In response to the notion that Obama's grandparents might have planted a birth announcement in newspapers just so their grandson could some day be president, FactCheck suggested that "those who choose to go down that path should first equip themselves with a high-quality tinfoil hat." Brooks Jackson, the director of FactCheck, comments that "it all reflects a surge of paranoid distress among people who don't like Barack Obama" and who want the election results to go away. Chip Berlet, a journalist who has studied the spread of conspiracy theories, notes "For some people, when their side loses an election, the only explanation that makes sense to them – that they can cope with – is that sinister, bad, evil people arranged some kind of fraud." American political writer Dana Milbank, writing for the Washington Post, describes the Obama citizenship theories of Bob Schulz (chairman of the We the People Foundation, which in 2008 publicly challenged Obama's citizenship) as "hysteria". Colorado presidential elector Camilla Auger, responding to lobbying of members of the Electoral College, commented: "I was concerned that there are that many nutty people in the country making depressing, absurd allegations."

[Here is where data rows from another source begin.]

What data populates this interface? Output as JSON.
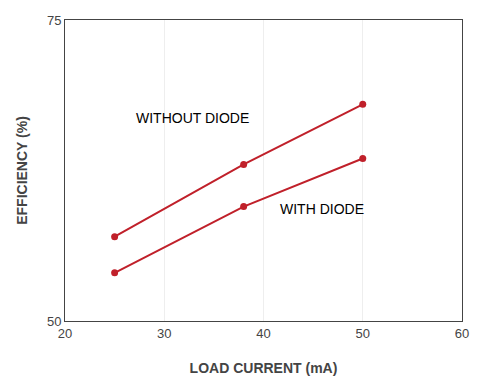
{
  "chart_data": {
    "type": "line",
    "x": [
      25,
      38,
      50
    ],
    "series": [
      {
        "color": "#C0202A",
        "marker": "circle",
        "line_style": "solid",
        "values": [
          57.0,
          63.0,
          68.0
        ]
      },
      {
        "color": "#C0202A",
        "marker": "circle",
        "line_style": "solid",
        "values": [
          54.0,
          59.5,
          63.5
        ]
      }
    ],
    "annotations": [
      {
        "text": "WITHOUT DIODE",
        "x": 27,
        "y": 66.0
      },
      {
        "text": "WITH DIODE",
        "x": 41.5,
        "y": 58.5
      }
    ],
    "x_label": "LOAD CURRENT (mA)",
    "y_label": "EFFICIENCY (%)",
    "xlim": [
      20,
      60
    ],
    "ylim": [
      50,
      75
    ],
    "xticks": [
      20,
      30,
      40,
      50,
      60
    ],
    "yticks": [
      50,
      75
    ],
    "grid": true
  }
}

Some commentators have asserted that racism is a factor motivating the promotion of Obama citizenship conspiracy theories. J. Richard Cohen, the President of the Southern Poverty Law Center, an organization that monitors hate groups and extremism, wrote an e-mail to supporters in July 2009 declaring: "This conspiracy theory was concocted by an anti-Semite and circulated by racist extremists who cannot accept the fact that a black man has been elected president." An academic psychologist commented that a study published in the Journal of Experimental Social Psychology supported a conclusion that racism has played a role. Donald Trump's questioning how Obama gained admission to two Ivy-League institutions, as well as his comment, "I have a great relationship with the blacks," led David Remnick, David Letterman, and Bill Maher, among others, to accuse Trump of racism, and an increased attention on race with respect to Obama. In April 2011, Marilyn Davenport, a Tea Party activist and member of the executive committee of the Republican Party's local Orange County, California, organization, created a nationwide controversy when she circulated a photograph by email, widely seen as racist, that had been edited to depict Barack Obama as the child of two chimpanzees, and to which she had added the caption, "Now you know why no birth certificate". The party chapter censured her and asked her to resign, but she refused. Following the release of Obama's long form certificate later that month, The New York Times remarked in an editorial that, "It is inconceivable that this campaign to portray Mr. Obama as the insidious 'other' would have been conducted against a white president."